Un final triste es un buen comienzo. De no ser por el infortunio que arrastraba mi futura heroina, no hubiera pagado la entrada para entrar a ver la obra de su vida. La encontré en el momento en que ella observaba descender un ataúd, en un entierro en el que no conocía a nadie más que al muerto. Mucho después, sabría que sus sollozos no tenían que ver con las palabras del cura.

Apenas me acomodé en mi butaca, me di cuenta que en este final triste no había justicia, ni más de dos horas de sueño cada noche. No había reconocimiento a sus heridas de guerra ni testigos que reclamasen por el pacto roto, porque el pacto era un secreto. No había boda ni puesta de sol hacia la cual correr. Había palmadas en la espalda, "estarás bien con el tiempo". Había cambios de tema en la conversación, de lo más deprimente a lo más light. Había personas que aparecían como salvadoras, y que al fallarle como es costumbre, le recordaron que en efecto eran personas, no analgésicos.
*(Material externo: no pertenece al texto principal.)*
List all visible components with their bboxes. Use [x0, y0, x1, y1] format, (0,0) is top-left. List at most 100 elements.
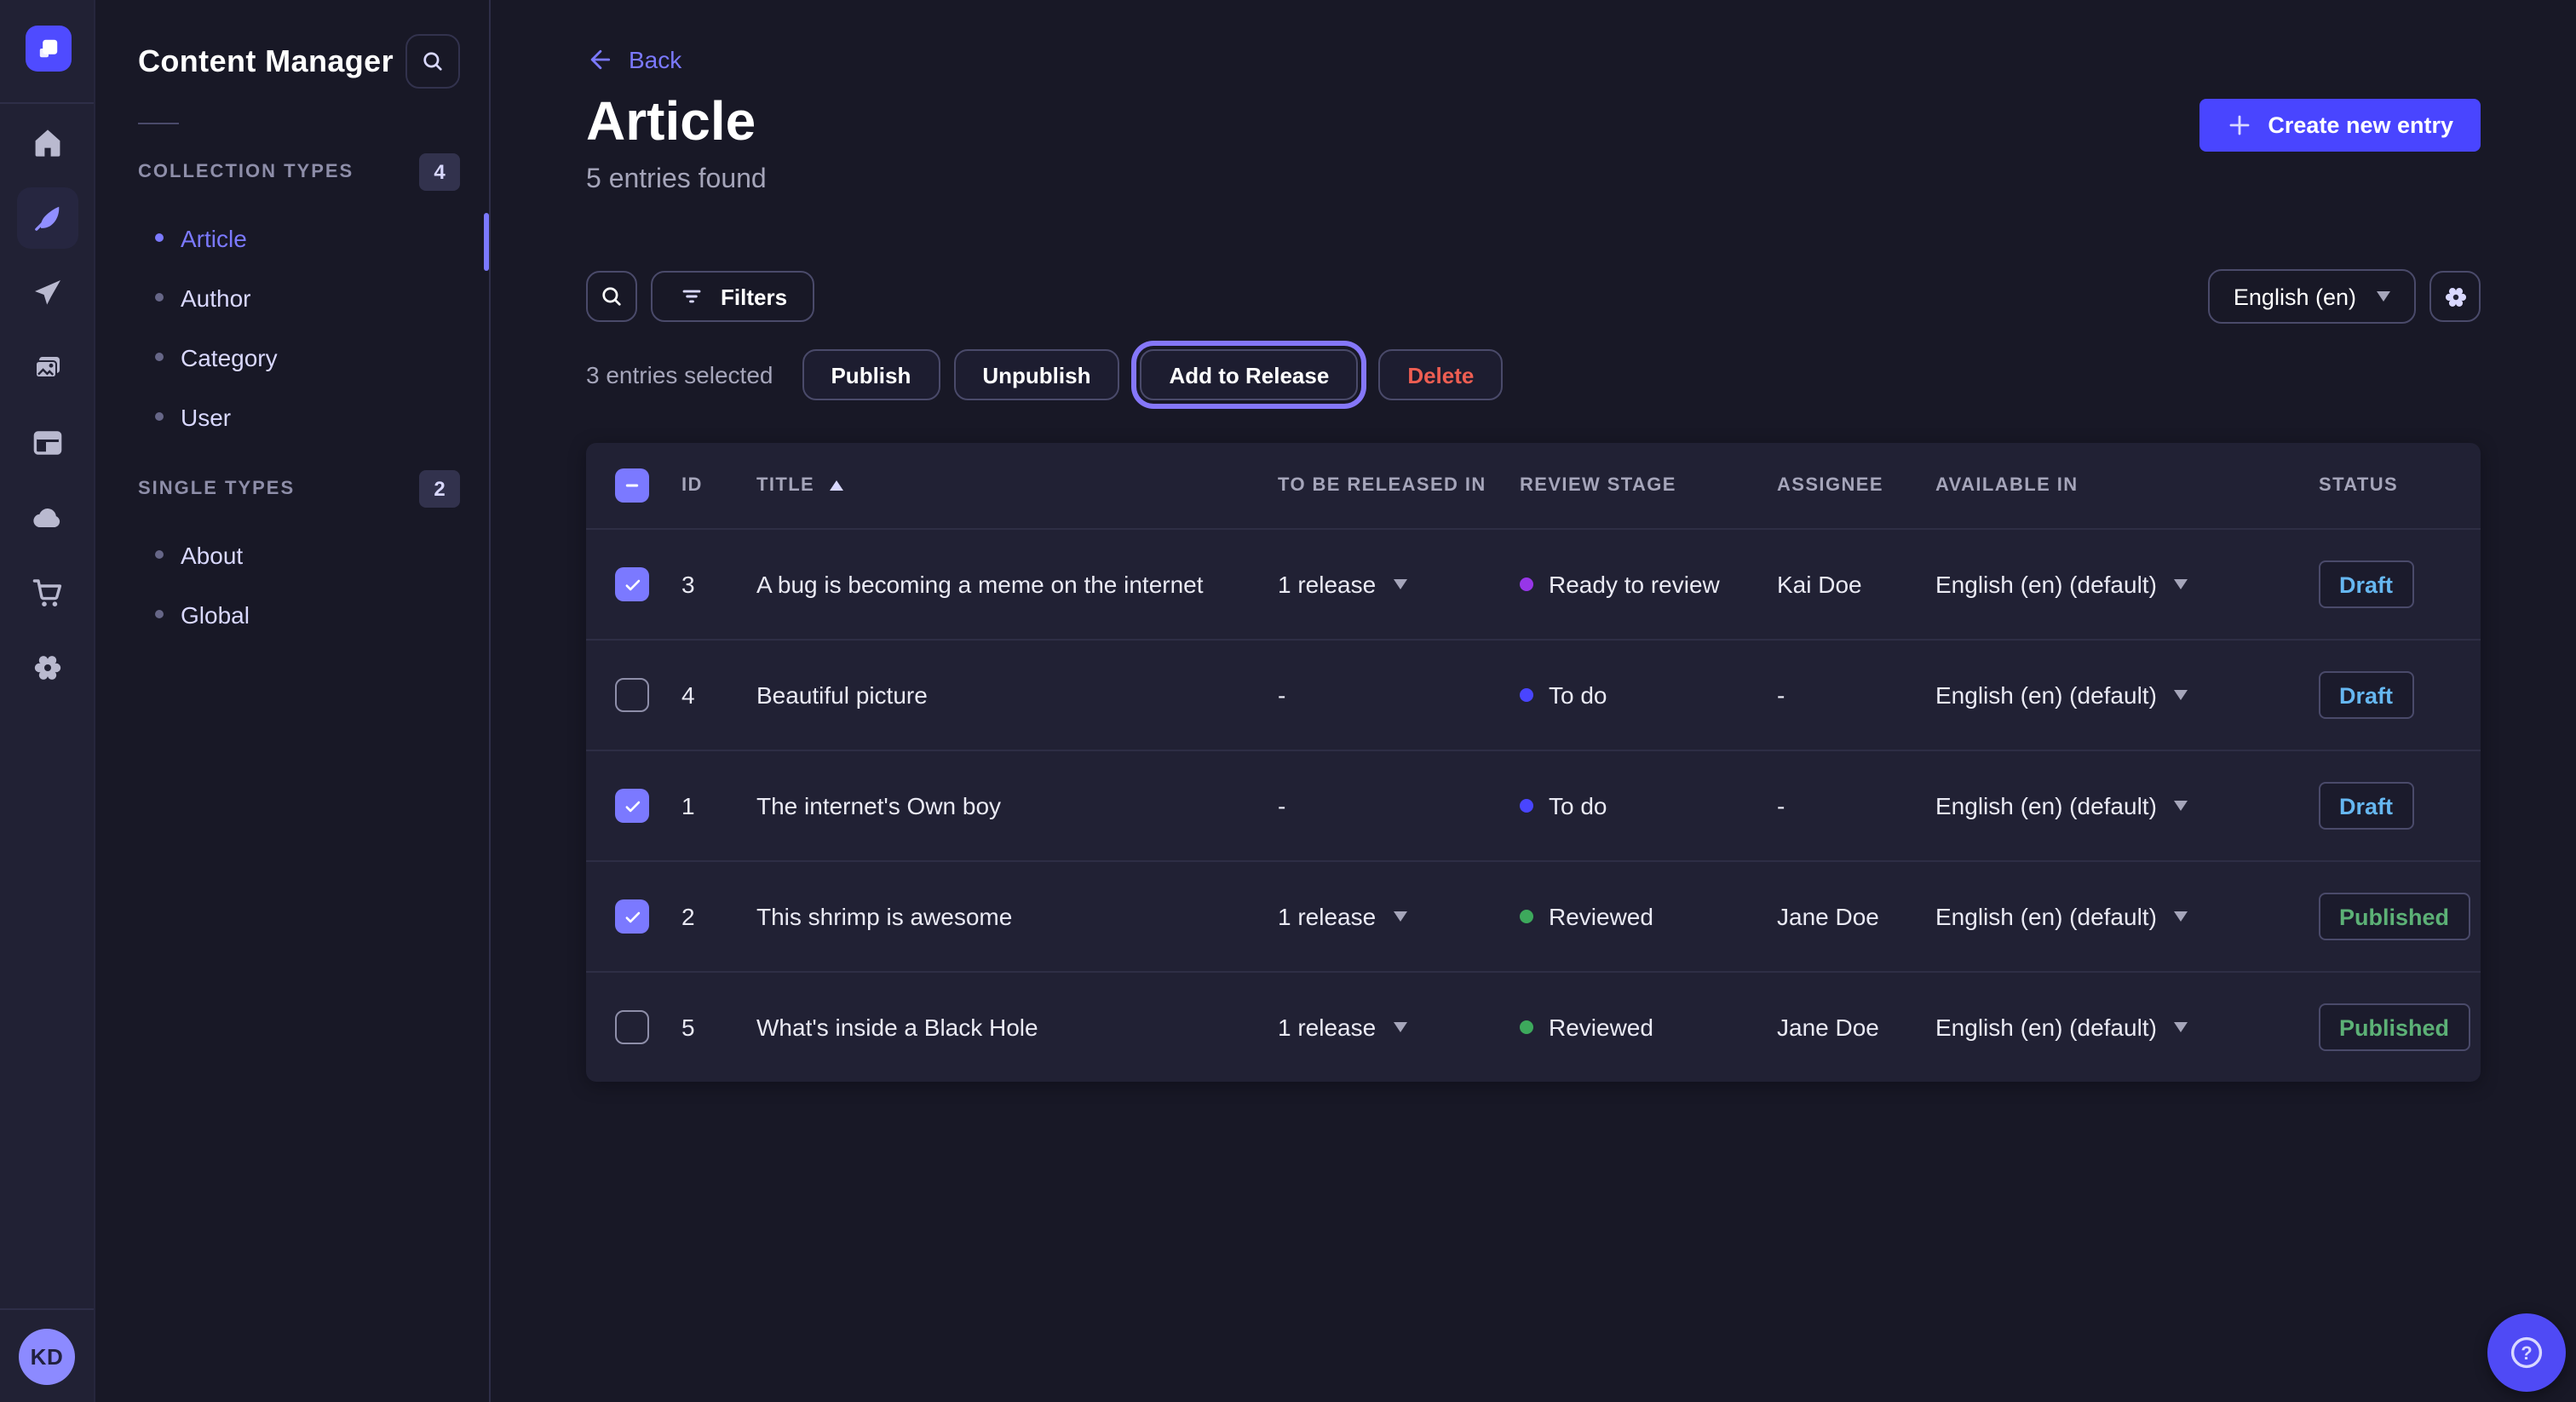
- sidebar-item-global[interactable]: Global: [95, 584, 489, 644]
- table-row[interactable]: 2 This shrimp is awesome 1 release Revie…: [586, 860, 2481, 971]
- media-library-icon[interactable]: [16, 337, 78, 399]
- bullet-icon: [155, 233, 164, 242]
- plus-icon: [2227, 112, 2252, 138]
- release-value: 1 release: [1278, 1014, 1376, 1041]
- add-to-release-button[interactable]: Add to Release: [1140, 349, 1358, 400]
- available-value: English (en) (default): [1935, 792, 2157, 819]
- svg-text:?: ?: [2521, 1342, 2532, 1364]
- selection-actions: 3 entries selected Publish Unpublish Add…: [586, 349, 1503, 400]
- table-row[interactable]: 1 The internet's Own boy - To do - Engli…: [586, 750, 2481, 860]
- cell-id: 5: [681, 1014, 756, 1041]
- back-label: Back: [629, 46, 681, 73]
- cell-id: 1: [681, 792, 756, 819]
- stage-label: To do: [1549, 792, 1607, 819]
- delete-button[interactable]: Delete: [1378, 349, 1503, 400]
- home-icon[interactable]: [16, 112, 78, 174]
- row-checkbox[interactable]: [615, 678, 649, 712]
- cell-assignee: Jane Doe: [1777, 903, 1935, 930]
- settings-gear-icon[interactable]: [16, 637, 78, 698]
- chevron-down-icon: [2174, 579, 2188, 589]
- cell-release: -: [1278, 681, 1520, 709]
- row-checkbox[interactable]: [615, 1010, 649, 1044]
- cell-assignee: Kai Doe: [1777, 571, 1935, 598]
- cell-assignee: -: [1777, 792, 1935, 819]
- locale-value: English (en): [2234, 284, 2356, 309]
- collection-types-list: Article Author Category User: [95, 208, 489, 446]
- single-types-list: About Global: [95, 525, 489, 644]
- help-button[interactable]: ?: [2487, 1313, 2566, 1392]
- stage-dot-icon: [1520, 577, 1533, 591]
- col-header-available[interactable]: AVAILABLE IN: [1935, 475, 2319, 496]
- table-row[interactable]: 5 What's inside a Black Hole 1 release R…: [586, 971, 2481, 1082]
- indeterminate-icon: [622, 475, 642, 496]
- cell-available-in[interactable]: English (en) (default): [1935, 903, 2319, 930]
- sidebar-item-user[interactable]: User: [95, 387, 489, 446]
- content-type-builder-icon[interactable]: [16, 412, 78, 474]
- cloud-icon[interactable]: [16, 487, 78, 549]
- sidebar-item-about[interactable]: About: [95, 525, 489, 584]
- release-value: 1 release: [1278, 571, 1376, 598]
- strapi-logo[interactable]: [26, 26, 72, 72]
- cell-status: Draft: [2319, 671, 2481, 719]
- col-header-release[interactable]: TO BE RELEASED IN: [1278, 475, 1520, 496]
- sidebar-item-author[interactable]: Author: [95, 267, 489, 327]
- view-settings-button[interactable]: [2429, 271, 2481, 322]
- cell-release[interactable]: 1 release: [1278, 1014, 1520, 1041]
- chevron-down-icon: [1393, 911, 1406, 922]
- search-icon: [419, 48, 446, 75]
- chevron-down-icon: [2174, 690, 2188, 700]
- locale-select[interactable]: English (en): [2208, 269, 2416, 324]
- available-value: English (en) (default): [1935, 1014, 2157, 1041]
- content-manager-icon[interactable]: [16, 187, 78, 249]
- table-row[interactable]: 3 A bug is becoming a meme on the intern…: [586, 528, 2481, 639]
- release-value: -: [1278, 792, 1285, 819]
- table-header-row: ID TITLE TO BE RELEASED IN REVIEW STAGE …: [586, 443, 2481, 528]
- sidebar-item-category[interactable]: Category: [95, 327, 489, 387]
- publish-button[interactable]: Publish: [802, 349, 940, 400]
- cell-available-in[interactable]: English (en) (default): [1935, 571, 2319, 598]
- stage-dot-icon: [1520, 688, 1533, 702]
- chevron-down-icon: [1393, 579, 1406, 589]
- col-header-status[interactable]: STATUS: [2319, 475, 2481, 496]
- strapi-logo-icon: [34, 34, 63, 63]
- collection-types-label: COLLECTION TYPES: [138, 162, 354, 182]
- col-header-title[interactable]: TITLE: [756, 475, 1278, 496]
- cell-available-in[interactable]: English (en) (default): [1935, 681, 2319, 709]
- sidebar-item-label: Author: [181, 284, 251, 311]
- row-checkbox[interactable]: [615, 899, 649, 934]
- cell-title: This shrimp is awesome: [756, 903, 1278, 930]
- cell-release[interactable]: 1 release: [1278, 571, 1520, 598]
- stage-dot-icon: [1520, 910, 1533, 923]
- table-search-button[interactable]: [586, 271, 637, 322]
- cell-available-in[interactable]: English (en) (default): [1935, 792, 2319, 819]
- col-header-assignee[interactable]: ASSIGNEE: [1777, 475, 1935, 496]
- unpublish-button[interactable]: Unpublish: [953, 349, 1119, 400]
- sort-ascending-icon: [830, 480, 843, 491]
- row-checkbox[interactable]: [615, 789, 649, 823]
- page-title: Article: [586, 90, 756, 153]
- cell-release[interactable]: 1 release: [1278, 903, 1520, 930]
- sidebar-item-label: User: [181, 403, 231, 430]
- cell-review-stage: To do: [1520, 681, 1777, 709]
- rail-icon-list: [0, 112, 94, 698]
- row-checkbox[interactable]: [615, 567, 649, 601]
- create-new-entry-button[interactable]: Create new entry: [2199, 99, 2481, 152]
- sidebar-search-button[interactable]: [405, 34, 460, 89]
- cell-assignee: Jane Doe: [1777, 1014, 1935, 1041]
- releases-icon[interactable]: [16, 262, 78, 324]
- col-header-id[interactable]: ID: [681, 475, 756, 496]
- marketplace-cart-icon[interactable]: [16, 562, 78, 623]
- user-avatar[interactable]: KD: [19, 1328, 75, 1384]
- cell-available-in[interactable]: English (en) (default): [1935, 1014, 2319, 1041]
- stage-label: Reviewed: [1549, 1014, 1653, 1041]
- table-row[interactable]: 4 Beautiful picture - To do - English (e…: [586, 639, 2481, 750]
- back-link[interactable]: Back: [586, 46, 681, 73]
- list-toolbar: Filters English (en): [586, 269, 2481, 324]
- select-all-checkbox[interactable]: [615, 468, 649, 503]
- sidebar-item-article[interactable]: Article: [95, 208, 489, 267]
- col-header-stage[interactable]: REVIEW STAGE: [1520, 475, 1777, 496]
- cell-assignee: -: [1777, 681, 1935, 709]
- strapi-admin: KD Content Manager COLLECTION TYPES 4 Ar…: [0, 0, 2576, 1402]
- cell-status: Published: [2319, 1003, 2481, 1051]
- filters-button[interactable]: Filters: [651, 271, 814, 322]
Las madrugadas en vigilia le regalaron ojeras y la hicieron sentir invisible. Invisilibilidad es islamiento es soledad. "Se acabó", dijo sin voz. Ya sin vos. Se acabó.

Llegué cuando la gente estaba saliendo del teatro, conmovida por el final, el funeral, el se-acabó. El lugar quedó vacío. Mientras tanto, en la soledad, ella encontró un inicio. Yo llegué a tiempo: un final triste es un buen comienzo.

6 comentarios:

El mal ejemplo dijo...

Sublime!

Conozco los finales tristes.
Quiero decir, conozco los finales.

Lust for life dijo...

Al aceptar un inicio también aceptamos el final, que triste!

Snipe dijo...

Uh, qué genial. (:

Victor dijo...

Uh, qué genial #2

Virginia dijo...

Esto no se hace en sábado: Intentan hackearme y vos me hacés chillar ¿Qué te he hecho?

T_T

DeaR dijo...

No todo final es un comienzo. Algunos finales son simplemente eso: finales.

Tu texto, sin embargo, plantea algunas cosas muy interesantes. Escribes muy bien.